Over the course of three weeks, Russia has brokered a series of multinational deals that will expand the reach of its energy transit routes. Controlling one fifth of the world’s known natural gas supply, initiatives to secure energy reserves is taking top priority in the Russian agenda. Locking up deals in Central Asia and Europe will reinforce a growing dependency on Russian energy that will enhance Russian political influence in the international community.
Russia’s Most Valuable Player
At the center of Russia’s energy expansion is the giant state owned gas company, Gazprom. Gazprom produces nearly 90 percent of Russia’s natural gas and owns pipelines that stretch across 150,000 km. Over 25 European countries rely on Gazprom produced gas. In a majority of the European countries importing Russian gas, Gazprom is accountable for a large percentage of each country’s gas consumption. According to an Energy Information Administration report, Gazprom gas accounts for 96 percent of gas consumption in Greece, 84 percent of gas consumption in the Czech Republic, and 43 percent of gas consumption in Germany. Gazprom also has a strong grip on countries in the Baltic region and Commonwealth of Independent States accounting for 100 percent of Belarusian consumed gas. Russian supplied gas accounts for a third of Ukrainian consumption while the remainder of its natural gas is delivered from Turkmenistan via Gazprom pipelines.
Moves to secure future projects for Gazprom will further bolster Russia as a dominant energy exporter.
A Monopoly Gaining Momentum
Russia has gained prominence in the energy arena through several recent events.
• On May 12, 2007, Vladimir Putin negotiated an agreement between Turkmenistan, Kazakhstan and Russia that will enhance Russian control of gas in the Central Asian region.

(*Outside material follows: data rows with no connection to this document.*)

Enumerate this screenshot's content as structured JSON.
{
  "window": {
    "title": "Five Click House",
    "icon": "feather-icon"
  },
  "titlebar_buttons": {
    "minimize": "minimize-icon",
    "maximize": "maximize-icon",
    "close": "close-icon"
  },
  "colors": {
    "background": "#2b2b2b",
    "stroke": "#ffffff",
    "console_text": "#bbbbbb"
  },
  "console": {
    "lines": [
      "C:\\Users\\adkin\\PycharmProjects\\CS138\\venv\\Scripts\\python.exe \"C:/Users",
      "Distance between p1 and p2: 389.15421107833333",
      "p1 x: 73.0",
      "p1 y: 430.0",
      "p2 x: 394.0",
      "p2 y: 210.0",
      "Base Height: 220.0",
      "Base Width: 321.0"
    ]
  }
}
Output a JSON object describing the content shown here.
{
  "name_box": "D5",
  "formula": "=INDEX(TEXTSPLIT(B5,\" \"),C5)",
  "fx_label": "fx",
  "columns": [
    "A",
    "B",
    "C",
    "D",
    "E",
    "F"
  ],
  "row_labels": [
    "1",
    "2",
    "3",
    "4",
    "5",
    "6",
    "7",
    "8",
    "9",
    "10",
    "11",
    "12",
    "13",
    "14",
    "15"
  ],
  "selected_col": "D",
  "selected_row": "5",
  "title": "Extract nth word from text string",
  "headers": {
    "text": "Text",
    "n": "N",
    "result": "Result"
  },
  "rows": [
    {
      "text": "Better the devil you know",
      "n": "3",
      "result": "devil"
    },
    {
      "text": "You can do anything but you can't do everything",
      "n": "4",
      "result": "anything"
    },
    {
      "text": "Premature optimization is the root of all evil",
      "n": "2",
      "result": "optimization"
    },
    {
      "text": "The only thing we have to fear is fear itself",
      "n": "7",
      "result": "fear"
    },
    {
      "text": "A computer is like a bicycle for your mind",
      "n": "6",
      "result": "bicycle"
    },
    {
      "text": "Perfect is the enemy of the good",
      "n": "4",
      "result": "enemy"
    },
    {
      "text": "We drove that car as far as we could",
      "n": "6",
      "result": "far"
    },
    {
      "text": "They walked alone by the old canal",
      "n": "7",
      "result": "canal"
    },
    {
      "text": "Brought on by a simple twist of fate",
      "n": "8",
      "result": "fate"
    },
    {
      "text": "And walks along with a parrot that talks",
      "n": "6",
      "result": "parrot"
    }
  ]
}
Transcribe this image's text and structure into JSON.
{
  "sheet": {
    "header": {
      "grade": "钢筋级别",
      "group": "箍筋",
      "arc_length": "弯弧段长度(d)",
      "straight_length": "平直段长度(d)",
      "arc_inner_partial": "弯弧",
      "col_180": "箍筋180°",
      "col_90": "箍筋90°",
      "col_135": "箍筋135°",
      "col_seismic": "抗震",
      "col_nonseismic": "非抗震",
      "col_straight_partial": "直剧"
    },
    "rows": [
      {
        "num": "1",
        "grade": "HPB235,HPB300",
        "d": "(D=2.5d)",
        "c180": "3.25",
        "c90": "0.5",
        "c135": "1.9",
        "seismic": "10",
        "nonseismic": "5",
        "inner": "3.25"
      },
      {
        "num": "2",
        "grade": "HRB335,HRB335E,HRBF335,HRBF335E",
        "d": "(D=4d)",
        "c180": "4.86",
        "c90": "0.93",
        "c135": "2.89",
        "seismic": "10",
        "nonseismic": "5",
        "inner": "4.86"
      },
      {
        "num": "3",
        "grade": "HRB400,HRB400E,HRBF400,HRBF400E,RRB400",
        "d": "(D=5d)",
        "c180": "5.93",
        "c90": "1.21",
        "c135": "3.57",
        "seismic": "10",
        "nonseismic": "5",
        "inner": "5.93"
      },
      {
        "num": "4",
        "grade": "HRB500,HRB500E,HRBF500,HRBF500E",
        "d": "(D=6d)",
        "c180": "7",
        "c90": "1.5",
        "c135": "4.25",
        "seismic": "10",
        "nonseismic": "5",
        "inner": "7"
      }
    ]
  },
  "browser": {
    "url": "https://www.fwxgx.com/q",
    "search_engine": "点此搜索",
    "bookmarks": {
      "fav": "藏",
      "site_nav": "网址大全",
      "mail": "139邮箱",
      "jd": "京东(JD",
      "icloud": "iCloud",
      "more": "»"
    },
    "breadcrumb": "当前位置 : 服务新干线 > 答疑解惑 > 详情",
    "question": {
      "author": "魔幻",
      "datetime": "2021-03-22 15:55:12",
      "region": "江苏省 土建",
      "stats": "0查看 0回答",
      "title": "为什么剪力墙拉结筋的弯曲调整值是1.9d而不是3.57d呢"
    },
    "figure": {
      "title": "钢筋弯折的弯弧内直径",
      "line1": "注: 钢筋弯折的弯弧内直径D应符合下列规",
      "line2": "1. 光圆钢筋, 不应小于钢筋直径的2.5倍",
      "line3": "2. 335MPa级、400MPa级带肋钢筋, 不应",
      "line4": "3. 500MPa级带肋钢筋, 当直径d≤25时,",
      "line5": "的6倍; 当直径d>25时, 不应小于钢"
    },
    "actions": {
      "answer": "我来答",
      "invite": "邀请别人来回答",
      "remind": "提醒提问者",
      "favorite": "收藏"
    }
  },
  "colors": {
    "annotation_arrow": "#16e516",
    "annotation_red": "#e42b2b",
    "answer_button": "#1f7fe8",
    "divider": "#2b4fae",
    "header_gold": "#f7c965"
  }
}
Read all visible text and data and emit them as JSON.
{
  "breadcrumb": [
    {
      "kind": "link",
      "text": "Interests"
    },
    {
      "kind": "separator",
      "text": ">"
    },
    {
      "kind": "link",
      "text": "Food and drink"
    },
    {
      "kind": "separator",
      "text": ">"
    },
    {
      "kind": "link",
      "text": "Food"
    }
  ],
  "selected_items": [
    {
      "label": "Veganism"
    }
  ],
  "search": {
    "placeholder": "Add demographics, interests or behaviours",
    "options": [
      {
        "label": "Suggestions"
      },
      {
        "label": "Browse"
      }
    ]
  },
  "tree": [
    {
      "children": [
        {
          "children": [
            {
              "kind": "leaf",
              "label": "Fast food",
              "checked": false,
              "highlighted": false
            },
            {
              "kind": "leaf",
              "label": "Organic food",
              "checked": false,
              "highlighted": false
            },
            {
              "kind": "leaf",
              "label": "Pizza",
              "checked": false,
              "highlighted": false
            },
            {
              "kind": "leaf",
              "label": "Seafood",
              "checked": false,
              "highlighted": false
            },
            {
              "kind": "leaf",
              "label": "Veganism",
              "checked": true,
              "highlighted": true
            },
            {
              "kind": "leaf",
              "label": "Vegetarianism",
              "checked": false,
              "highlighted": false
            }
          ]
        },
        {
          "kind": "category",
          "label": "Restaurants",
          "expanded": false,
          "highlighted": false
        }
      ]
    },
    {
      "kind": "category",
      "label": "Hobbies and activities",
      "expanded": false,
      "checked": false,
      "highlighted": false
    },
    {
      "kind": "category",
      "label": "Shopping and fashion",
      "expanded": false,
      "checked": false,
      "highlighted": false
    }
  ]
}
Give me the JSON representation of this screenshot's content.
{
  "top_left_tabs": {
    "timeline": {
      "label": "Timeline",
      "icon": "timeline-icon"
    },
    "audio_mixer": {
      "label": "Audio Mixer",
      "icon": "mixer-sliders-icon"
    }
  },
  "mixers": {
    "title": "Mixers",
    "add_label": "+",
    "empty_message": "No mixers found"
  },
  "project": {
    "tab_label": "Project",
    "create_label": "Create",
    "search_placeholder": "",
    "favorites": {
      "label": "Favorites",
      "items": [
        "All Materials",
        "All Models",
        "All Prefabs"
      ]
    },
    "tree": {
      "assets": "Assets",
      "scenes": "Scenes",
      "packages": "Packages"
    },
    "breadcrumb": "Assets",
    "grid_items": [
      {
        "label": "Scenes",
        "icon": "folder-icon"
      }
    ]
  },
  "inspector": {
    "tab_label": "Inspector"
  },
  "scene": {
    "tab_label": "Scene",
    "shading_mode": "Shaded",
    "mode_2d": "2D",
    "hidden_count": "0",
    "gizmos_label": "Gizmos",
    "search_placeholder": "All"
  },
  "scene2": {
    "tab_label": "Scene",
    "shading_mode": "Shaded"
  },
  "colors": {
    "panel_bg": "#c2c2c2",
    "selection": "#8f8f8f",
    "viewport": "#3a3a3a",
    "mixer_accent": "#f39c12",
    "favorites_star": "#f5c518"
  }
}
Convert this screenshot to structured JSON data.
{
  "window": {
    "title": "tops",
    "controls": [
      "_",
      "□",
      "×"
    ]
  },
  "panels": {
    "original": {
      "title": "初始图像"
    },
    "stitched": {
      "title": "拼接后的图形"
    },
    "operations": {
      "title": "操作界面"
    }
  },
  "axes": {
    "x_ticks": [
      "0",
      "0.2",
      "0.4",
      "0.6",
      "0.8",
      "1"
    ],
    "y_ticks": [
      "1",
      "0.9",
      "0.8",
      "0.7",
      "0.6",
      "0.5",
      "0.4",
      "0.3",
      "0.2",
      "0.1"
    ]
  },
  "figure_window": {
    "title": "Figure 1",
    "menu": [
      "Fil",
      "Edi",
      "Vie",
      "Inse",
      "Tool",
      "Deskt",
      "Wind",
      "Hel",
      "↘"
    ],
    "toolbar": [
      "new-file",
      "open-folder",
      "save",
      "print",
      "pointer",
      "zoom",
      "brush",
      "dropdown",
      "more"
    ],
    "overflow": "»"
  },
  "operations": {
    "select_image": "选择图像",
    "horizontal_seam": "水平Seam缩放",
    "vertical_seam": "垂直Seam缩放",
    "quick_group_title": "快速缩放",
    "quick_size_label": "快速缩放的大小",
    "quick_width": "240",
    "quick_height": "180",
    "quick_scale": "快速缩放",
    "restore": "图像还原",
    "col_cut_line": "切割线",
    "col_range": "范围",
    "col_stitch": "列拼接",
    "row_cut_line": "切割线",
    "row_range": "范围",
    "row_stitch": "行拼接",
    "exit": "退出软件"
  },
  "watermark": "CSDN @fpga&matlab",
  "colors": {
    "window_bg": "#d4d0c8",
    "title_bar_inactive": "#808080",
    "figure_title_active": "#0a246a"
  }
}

The deal outlined plans to build a natural gas pipeline around the Caspian Sea and to improve upon existing pipelines in Uzbekistan. Russian control of Central Asian gas could reach 90 billion cubic meters. As Turkmenistan depends on Gazprom to distribute its gas reserves, Russia exploits this dependency and buys Turkmenistan gas for less than the market price. Russia then resells the gas to European countries for more than double the price paid to Turkmenistan. The deal is a major blow to the United States (US) and European Union (EU) as both have pitched plans to build a pipeline under the Caspian Sea.
• On May 21, 2007, the Russian government announced plans to expand on the Baltic Pipeline System. Proposed as a second trunk line, the Baltic Pipeline System-2 (BPS-2) will redirect oil exports from West Siberia and Timan-Pechora oil fields to no longer use Belarus as a transit route. The plan would utilize the port of Primorsk in the Baltic Sea and aim to maintain annual capacity of 75 million tons of oil. Russia is also upgrading the port of Primorsk that will increase uploading capacity to 150 million tons annually.
Instances of Energy Suppression
While outwardly gaining physical control of several gas pipelines, Russia has also taken steps to control the pricing related to the supply.
• The BPS-2 announcement follows a dispute between Russia and Belarus that involved a Gazprom backed plan to double gas prices and a countering Belarusian tax regime. Russia demonstrated its monopolistic influence and suspended exports to Belarus. In short time, Russia later agreed to lower prices of its exports to Belarus. Although the dispute did not cause an immediate effect on European energy supply, the move to cut supplies indicates a determined Russian policy set on utilizing a growing energy expansion for political gain.
• In January of 2006, Russia proposed a gas price increase from $50 to $230 per 1,000 cubic meters to Ukraine. As Ukraine refused the price proposal, Russia responded by cutting energy supplies that resulted in the deaths of 181 Ukrainians due to hypothermia.
Future Implications
At the recent EU-Russian summit, Russian leaders and EU commissioners strongly disagreed on a variety of issues. Specifically, the recent dispute between Russia and the Estonian government over the removal of a pro Soviet War Memorial highlights the two sides’ different viewpoints. Additionally, in a speech commemorating the 62nd anniversary of the end of the Third Reich, Russian President, Vladimir Putin, compared US foreign policies to that of the Third Reich.
A deteriorating relationship with the EU and US may give Russia an additional incentive to aggressively pursue energy deals. As future disputes occur, Russia may be tempted to use this newly acquired influence as additional leverage against opposing national interests. However, a prolonged suspension of exports to countries in Europe would severely hurt Russian trade as it earns $25 billion annually from Europe.
As Europe eyes diversification of the energy market, European countries and the US will need to quickly collaborate on improvements by building interconnecting pipelines, improving gas storage facilities and completing a European electricity grid.
If the EU and the US fail to compete with Russian energy expansion, expect Russia to regain political clout that could greatly influence future disputes in the international community.